Hay que recordar que Francisco proclamó el Año de San José en 2021; consagró Rusia y Ucrania al Corazón Inmaculado de María el 25 de marzo de 2022; dedicó al su cuarta encíclica, Dilexit nos, del 24 de octubre de 2024, al culto al Sagrado Corazón de Jesús. Todas estas cosas se ajustan a la espiritualidad tradicional de la Iglesia y son muy distintas del culto pagano a la Pachamama, a la que el mismo Papa llegó a venerar en el Vaticano. Como vemos, lo que ha caracterizado a la era bergogliana han sido las contradicciones.
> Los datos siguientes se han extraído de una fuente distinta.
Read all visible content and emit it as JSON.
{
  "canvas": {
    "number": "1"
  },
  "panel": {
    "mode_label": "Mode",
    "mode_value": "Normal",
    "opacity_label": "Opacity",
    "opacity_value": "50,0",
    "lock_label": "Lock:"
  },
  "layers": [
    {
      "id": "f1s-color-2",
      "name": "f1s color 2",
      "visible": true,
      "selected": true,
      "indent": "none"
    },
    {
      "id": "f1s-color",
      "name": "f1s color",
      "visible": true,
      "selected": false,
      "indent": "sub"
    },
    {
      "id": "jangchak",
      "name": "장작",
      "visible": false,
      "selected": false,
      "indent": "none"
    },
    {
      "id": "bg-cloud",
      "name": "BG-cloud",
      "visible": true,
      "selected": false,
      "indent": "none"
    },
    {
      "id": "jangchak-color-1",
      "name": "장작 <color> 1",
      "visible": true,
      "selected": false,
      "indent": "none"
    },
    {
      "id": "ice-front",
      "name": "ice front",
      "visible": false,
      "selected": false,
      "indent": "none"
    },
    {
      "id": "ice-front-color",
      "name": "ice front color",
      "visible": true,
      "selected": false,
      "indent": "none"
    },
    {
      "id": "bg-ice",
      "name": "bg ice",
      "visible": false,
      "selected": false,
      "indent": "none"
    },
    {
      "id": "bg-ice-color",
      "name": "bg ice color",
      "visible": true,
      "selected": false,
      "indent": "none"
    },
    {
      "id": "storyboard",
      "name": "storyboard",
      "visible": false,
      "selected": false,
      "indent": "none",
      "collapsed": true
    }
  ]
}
Entre otras cosas, Francisco negó a la Virgen el título de Corredentora y la calificó de mestiza del Misterio de la Encarnación, pero escribió en su testamento que siempre había confiado su vida y su ministerio «a la Madre de Nuestro Señor, María Santísima». Por eso, pidió que sus restos mortales «descansen esperando el día de la resurrección en la Basílica Papal de Santa María la Mayor». «Deseo –añadió– que mi último viaje terrenal concluya precisamente en este antiquísimo santuario mariano, al que acudía para rezar al comienzo y al final de cada viaje apostólico, para encomendar con confianza mis intenciones a la Madre Inmaculada y darle las gracias por su dócil y maternal cuidado».
Su último viaje queda, pues, encomendado a la Santísima Virgen María mientras la Iglesia afronta un momento de extraordinaria gravedad y complejidad en su historia. Y en María también, Madre del Cuerpo Místico de Cristo, ciframos hoy todas nuestras esperanzas, con la certeza de que a los días de sufrimiento de la Iglesia sigan cuanto antes los de su resurrección y su gloria.